Atomic Awakening
James Mahaffey, 2009

Here’s another audiobook I grabbed pretty much at random.  The first long section details the scientific discoveries leading to the development of nuclear power: chemical elements, magnetic fields, subatomic particles, radioactivity, quantum mechanics, and more.  I am not very scientifically inclined but I was able to follow most of this.  The second long section is about the Manhattan Project, the story of which I have already heard a number of times, but my memory being what it is, another recitation didn’t hurt.  The third and final long section is mostly about the further development of nuclear technology, which includes weapons, power stations, and other uses ranging from the practical (e.g., medical isotopes) to the impractical (e.g., plans to dig canals via a chain of nuclear explosions) to dreams of the distant future (e.g., crewed interstellar spacecraft).  Mixed in with this are a lot of colorful anecdotes about the author’s own career as a nuclear engineer and some polemic about the importance of keeping nuclear power as part of the global energy portfolio if we are to have any chance of weaning ourselves off fossil fuels.  Oddly, though, most of this section is actually devoted to telling stories about nuclear accidents, and after Fukushima, the author expanded on this theme for his next book:

Atomic Accidents
James Mahaffey, 2014

The accidents detailed in this book break down into three main categories.  Early on the author discusses incidents that can be broadly classed as experimental, ranging from scientists sticking their heads into X‑ray machines just to see what would happen to patent medicine salesmen encouraging people to gulp down bottles of radium water on the theory that, who knows, it might cure impotence or something.  Later he writes about military accidents: planes that crashed while carrying armed nuclear missiles, that sort of thing.  But most of this book is about mishaps at nuclear power plants.  The most famous of these are Three Mile Island, Chernobyl, and Fukushima, but treatments of these disasters are saved for the end of the book.  Before reaching those we get detailed accounts of a bunch of more obscure accidents, interminable recountings of what the consoles reported moment by moment and what actions those on duty took in response.  This explosion happened because a control rod warped!  This one happened because a valve failed!  It is about as interesting as listening to a mechanic drone on and on about what exactly is wrong with your car’s engine, or rather, somebody else’s car’s engine back in 1961.  In retrospect sticking with the first book would have been fine.

Four bullet points about these two books:

  • As noted, Mahaffey is in favor of nuclear power, which makes it counterintuitive that he would write an entire book, and a third of another book, all about disasters at nuclear plants.  The point he repeatedly makes is that, time after time, something goes catastrophically wrong and a reactor explodes and takes out $500 million worth of equipment… and yet no one is injured.  Or maybe a handful of workers are killed, but there’s no radiation release into the countryside.  Compare this to the billions who will die due to climate change, either directly (heat stroke, flooding, famine) or indirectly (wars over scarce resources), he says, or even compare the nuclear record to good ol’ clean hydroelectric power, with dam failures that kill tens of thousands of people.  Learn all the details of nuclear accidents, he suggests, and you’ll see how trivial they are, relatively speaking!  I understand his thinking.  It’s still counterintuitive.

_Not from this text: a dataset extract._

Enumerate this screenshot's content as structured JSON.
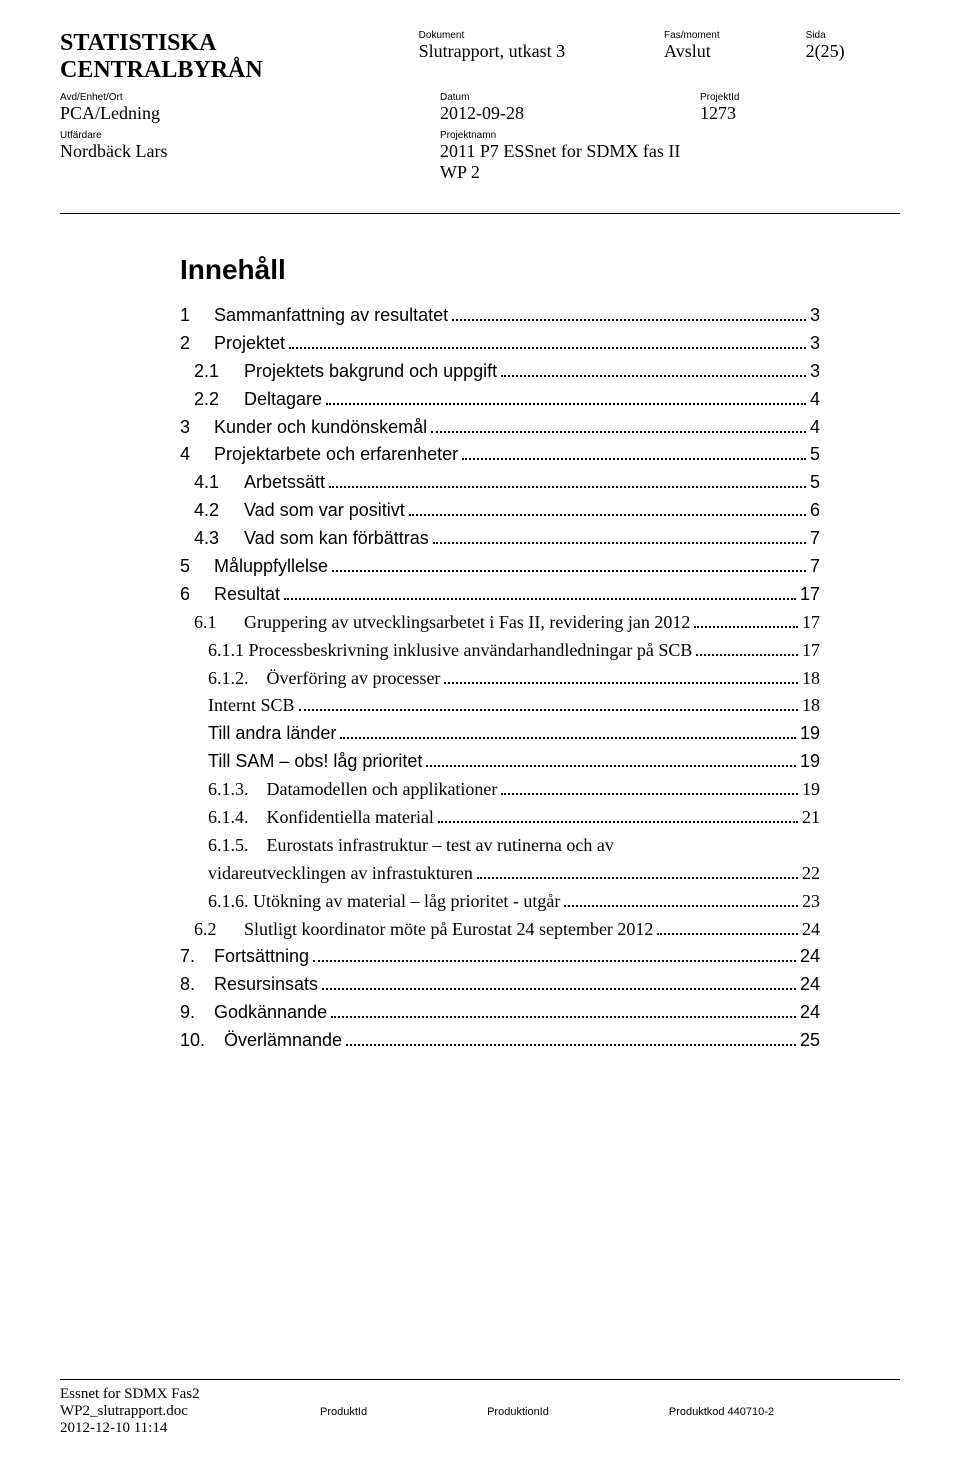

  • When things do go wrong at nuclear plants, people learn from the mistakes that were made, and install failsafes to keep them from happening again.  So why do they happen again?  In large part, because people override the failsafes.  A lot of the catastrophes after about 1960 can be chalked up to human error: a technician sees that the core temperature in sector 7G is rising, says “Why did the stupid computer close the vents? We need to cool that down!”, opens the vents, and whoosh, everything’s on fire. 

  • Mahaffey argues that we could actually improve nuclear reactor design much more dramatically than by merely adding a few more failsafes, but that we don’t for the same reason that most people still type on Qwerty keyboards: people would rather stick with something that is demonstrably worse than put in the effort to learn something new.  We still use designs based on nuclear subs of the 1950s in part because if we switched to thorium reactors or something the old hands would have to relearn their jobs from, if not square one, then square two or three.  (I can see this both ways.  Like, I use a Dvorak keyboard… but I also plan to program any future interactive fiction I might write in Inform 6.)

  • It turns out that the verb for “to shut down a nuclear reactor immediately” is “scram”.  It appears on just about every page of these books, it seemed like.  I was pleased!  See, there is a Made Out of Babies song called “Gunt” that has been in the upper reaches of my Hot 100 for a dozen years now, but I always kind of winced at its repeated use of the word “scram”⁠—it seemed like such a silly word to build the lyrics of a song around.  It’s old‑timey slang, the sort of word the Sesame Street writers give to Oscar the Grouch because that’s as edgy as you can get and still pitch your show to toddlers.  But now that I associate it with engineers frantically stabbing a button to shut a reactor core down, I can take that song more seriously!